Nel buio di quegli anni, come un fulmine tremendo che si scatena improvviso, si ebbe l’episodio orribile e dolorosissimo della strage di Piazza Loggia, culmine di una strategia della tensione volta a destabilizzare l’intero paese. Fu un momento drammatico anche per la Chiesa bresciana e per il suo vescovo. Sono ancora tanti i bresciani che ricordano la Messa da lui celebrata in Piazza Loggia per le vittime, tra fischi e slogan. “Come è difficile prendere la parola in questo momento di ultimo straziante saluto alle vittime” – aveva detto con la sua voce pacata e ferma, accompagnata da un sentimento che univa all’indignazione e deplorazione per un gesto barbaro e feroce l’invito accorato a non innescare la spirale della violenza distruttiva, per mantenersi aperti a un futuro di pace e di riconciliazione.

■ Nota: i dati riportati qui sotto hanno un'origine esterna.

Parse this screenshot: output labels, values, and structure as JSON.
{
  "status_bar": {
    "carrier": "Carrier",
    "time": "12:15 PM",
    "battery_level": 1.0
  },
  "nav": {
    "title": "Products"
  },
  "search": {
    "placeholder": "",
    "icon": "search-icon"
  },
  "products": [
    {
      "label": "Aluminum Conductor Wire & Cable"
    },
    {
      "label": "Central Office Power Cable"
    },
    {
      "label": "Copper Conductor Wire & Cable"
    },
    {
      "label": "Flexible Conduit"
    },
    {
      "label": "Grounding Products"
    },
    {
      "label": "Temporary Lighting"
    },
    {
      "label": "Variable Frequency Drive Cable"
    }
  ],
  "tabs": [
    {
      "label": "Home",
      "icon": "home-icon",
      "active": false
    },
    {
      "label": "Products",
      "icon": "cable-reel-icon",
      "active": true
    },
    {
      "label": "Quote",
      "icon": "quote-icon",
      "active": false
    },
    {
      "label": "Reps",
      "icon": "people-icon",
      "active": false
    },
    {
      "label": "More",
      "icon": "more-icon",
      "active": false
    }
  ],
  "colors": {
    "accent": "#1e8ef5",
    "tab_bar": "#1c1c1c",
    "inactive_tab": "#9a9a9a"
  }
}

Provvidenzialmente quell’invito divenne realtà. Ecco come sa parlare in nome di Cristo un vero pastore.
Il vescovo Luigi fu padre conciliare. Amò il Concilio Vaticano II e fu esemplare nel mantenersi ad esso fedele. Ne colse lo spirito e si prodigò per diffonderlo. Lo si è giustamente sottolineato nella lapide della tomba che si trova in questa cattedrale, sulla quale troviamo scritto, a riguardo del suo rapporto con il Concilio: “Libens accepit, diligens confecit, strenue aluit”, cioè: volentieri accolse, diligentemente applicò, attivamente incrementò. Tre verbi che sono sintesi di una vita: significano giorni e notti di impegno, slancio, sofferenza, fatica. Fu infatti fermo, nella sua dolcezza, contro tutte le spinte estremiste, che offrivano del Concilio lettura parziali o unilaterali, se non deviate. Sicuramente va annoverato tra i grandi vescovi italiani della stagione conciliare.
Sognava una Chiesa aperta all’incontro con il mondo, capace di leggerne con occhi nuovi le ricchezze, le difficoltà e le criticità, attenta ai “segni dei tempi”; una Chiesa in cui i laici avessero spazi e responsabilità nuove; una Chiesa capace di dare risposta a urgenze sino allora impensate: dalla crisi educativa, a quella delle vocazioni, dall’attenzione ai mezzi della comunicazione alla dimensione missionaria: con lui fiorì in diocesi l’esperienza preziosa dei fidei donum, sacerdoti che donano anni della loro vita e del loro ministero per condividere il cammino di chiese sorelle in altri paesi e continenti. Fu uno dei primi a interessarsi di studi sociali e di problemi morali che si andavano imponendo con lo sviluppo della modernità. Aveva una profonda coscienza della missione legata all’evangelizzazione
Tra i frutti del Concilio venutisi a sviluppare della nostra Chiesa bresciana grazie all’opera del vescovo Luigi si deve anzitutto annoverare la sua visita pastorale, che egli indisse il 30 giugno 1968 e che lo impegnò per diversi anni. Fu un’impresa titanica anche per lo stile nuovo che il Concilio richiedeva: non visita di ispezione e controllo ma un incontro costruttivo del pastore con il suo gregge, sempre teso a prospettare per il futuro una Chiesa credibile, rinnovata che segue e annuncia Cristo all’uomo contemporaneo. Furono coinvolte tutte le parrocchie, vistate una per una, ma anche i nuovi organismi di comunione, gruppi, movimenti, associazioni e varie istituzioni.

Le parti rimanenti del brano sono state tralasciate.